Another trend in livestock markets is the enthusiastic adoption of online trading. An outstanding example of this was the first online sale of South Island deer via the bidr platform, characterised as a cloud-based saleyard.
A Southland breeder’s pedigree hinds were offered at a sale in August. Registrations and bids were high, with farmers from as far afield as the Bay of Plenty purchasing. Average prices exceeded reserves by 165 per cent. As bidr was only officially launched in early July, such a positive result, and the apparent appetite for online livestock trading in New Zealand, looks set to genuinely expand farmer’s future options.
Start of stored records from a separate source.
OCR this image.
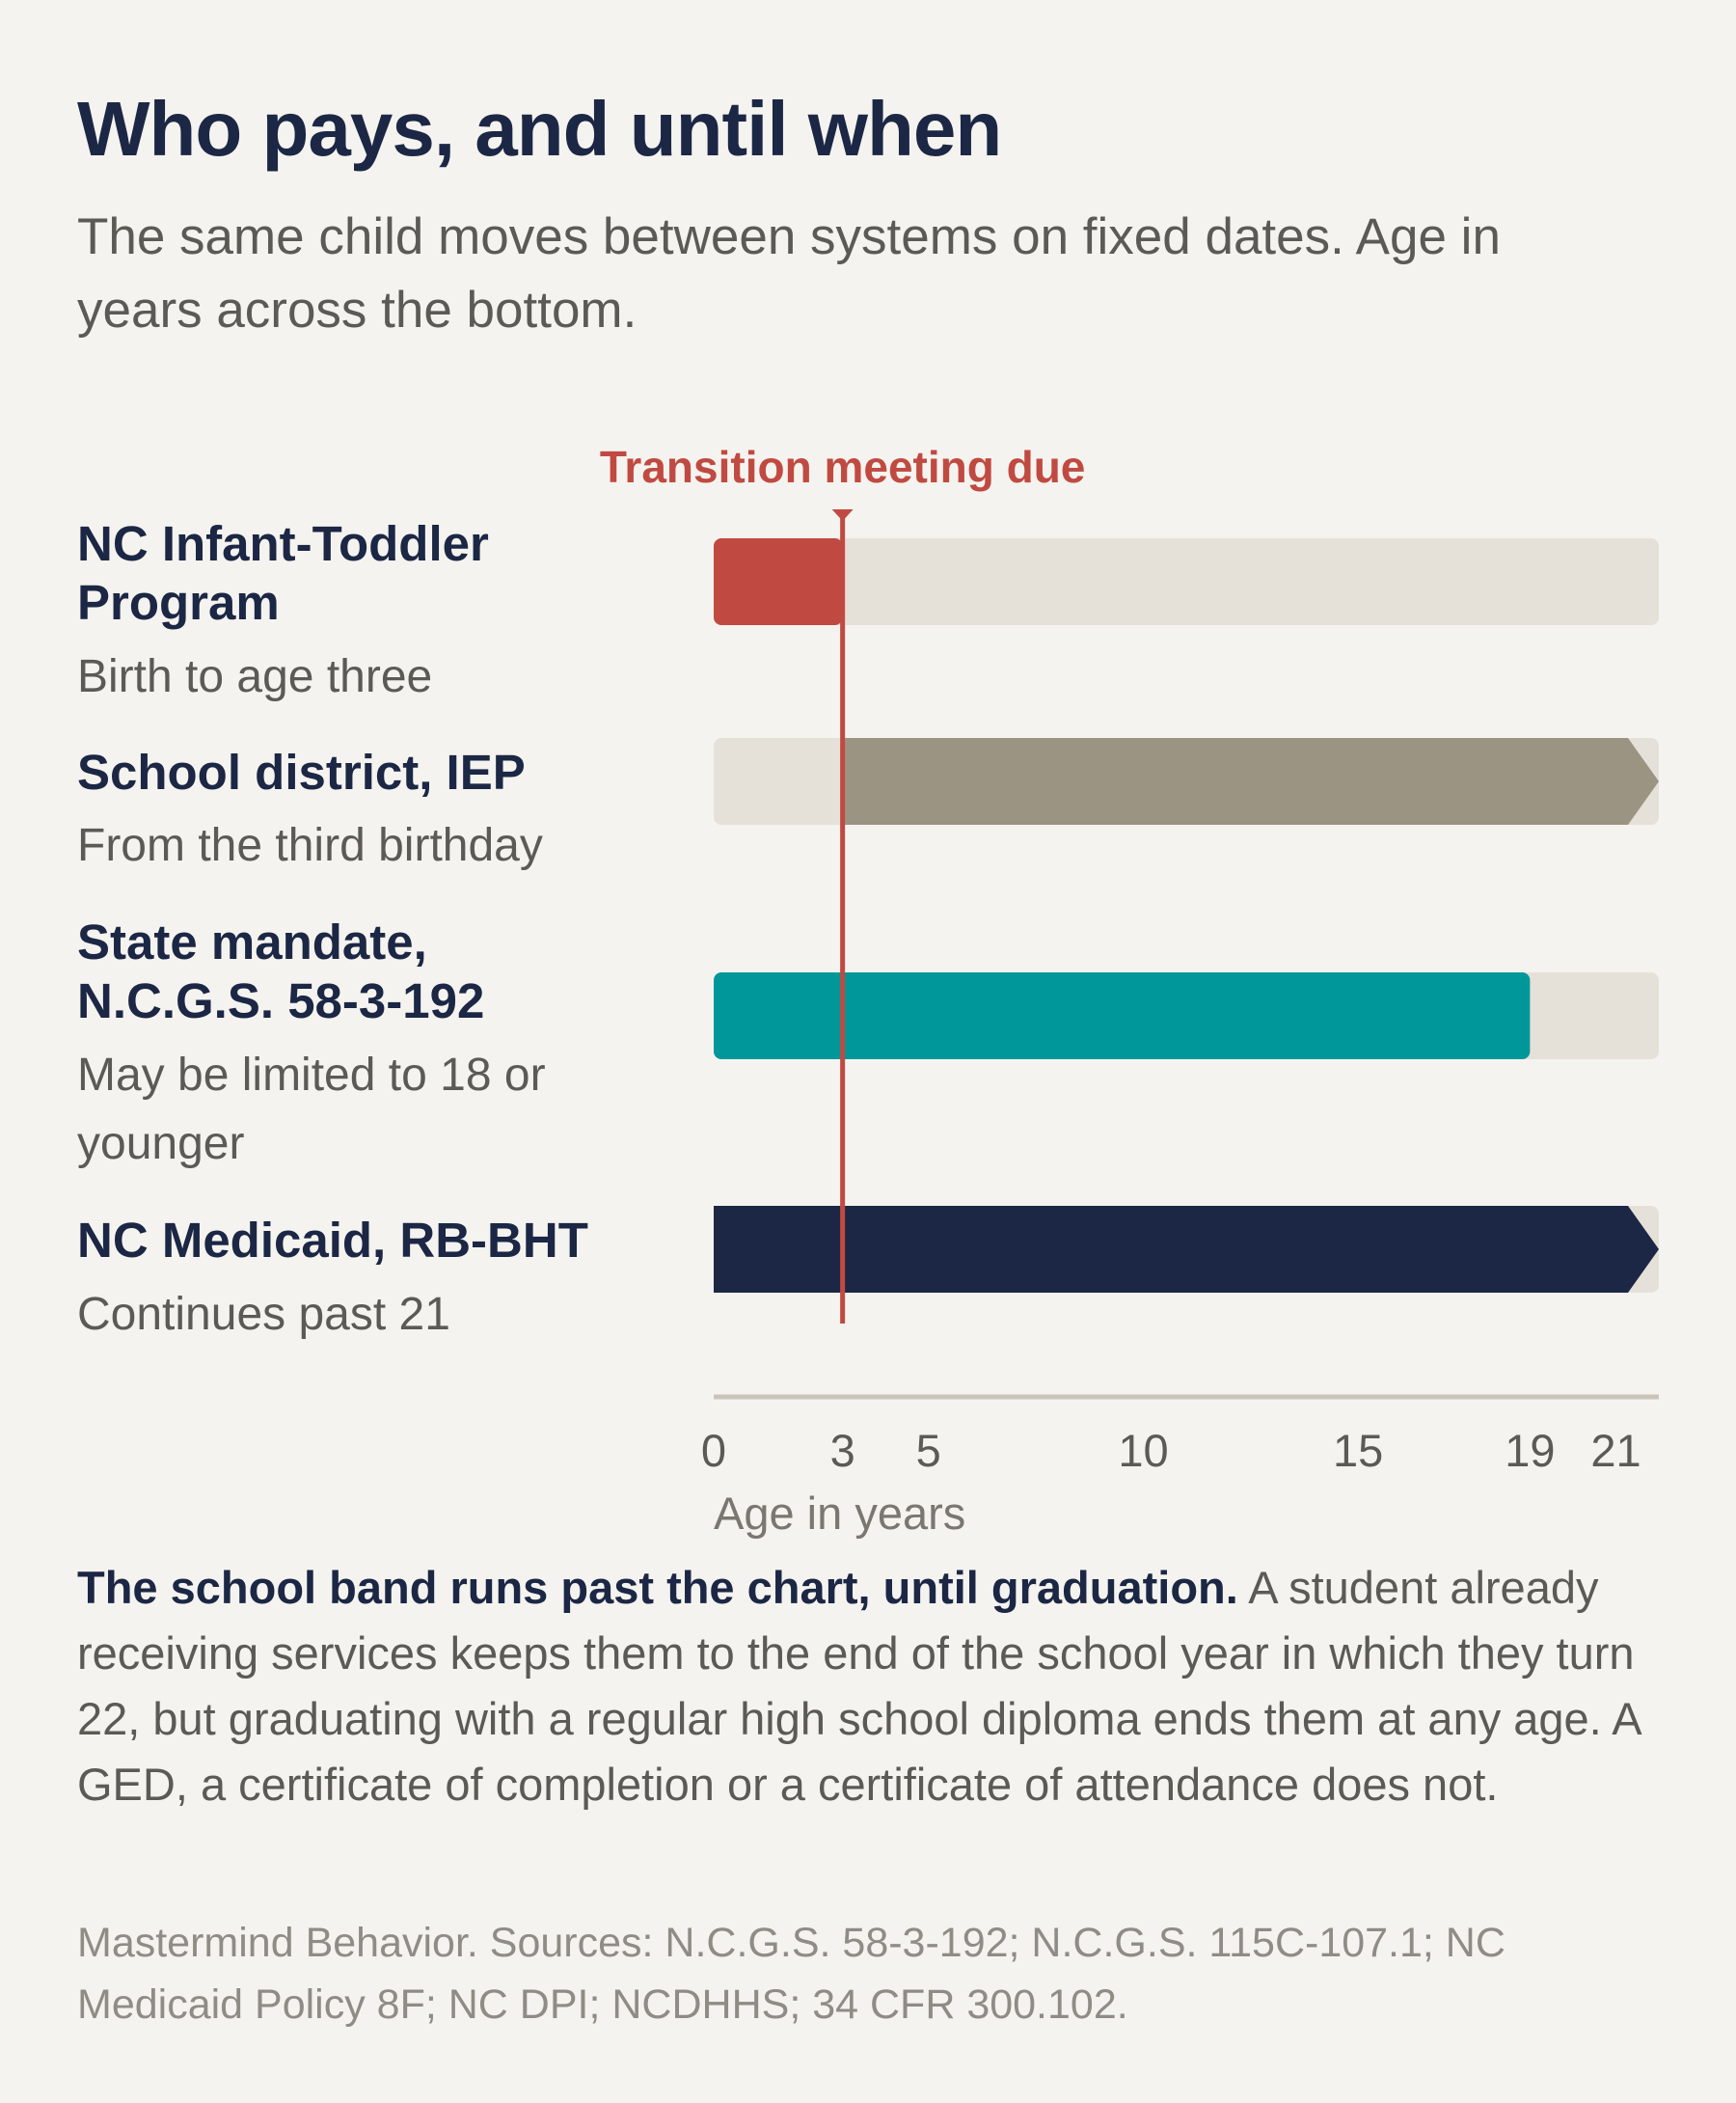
Who pays, and until when

The same child moves between systems on fixed dates. Age in years across the bottom.

NC Infant-Toddler
Program
Birth to age three
School district, IEP
From the third birthday
State mandate,
N.C.G.S. 58-3-192
May be limited to 18 or
younger
NC Medicaid, RB-BHT
Continues past 21
Transition meeting due
0 3 5	10	15	19 21
Age in years

The school band runs past the chart, until graduation. A student already receiving services keeps them to the end of the school year in which they turn 22, but graduating with a regular high school diploma ends them at any age. A GED, a certificate of completion or a certificate of attendance does not.

Mastermind Behavior. Sources: N.C.G.S. 58-3-192; N.C.G.S. 115C-107.1; NC Medicaid Policy 8F; NC DPI; NCDHHS; 34 CFR 300.102.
Meanwhile, trade in dairy livestock was light during the winter, with few quality animals available. Demand exceeded supply, so prices were buoyant. Anything available sold well, indicating that in the spring, farmers offering stock with any quality will be well received by the market.
Towards the end of the winter sales of mixed age dairy cows ranged between $1400 and $2000 per head. Even for lesser cows prices were strong. Boner cows have been similarly scarce with the meat value holding them up.
Because neither quantity nor quality has been exceptional, when the right dairy animals become available, the market has upside.
Younger stock are also in short supply. Significant enquiry from China in August focused on rising one year heifers. Less stock available than at this time last year strengthened the market.
Without significant numbers of animals being traded, supply and demand is driving values. Where quality is available, it is selling well.
Running through to mid October, the dairy bull sale season features sales throughout the country through saleyards and on-farm.
This report was prepared in consultation with PGG Wrightson’s Livestock team.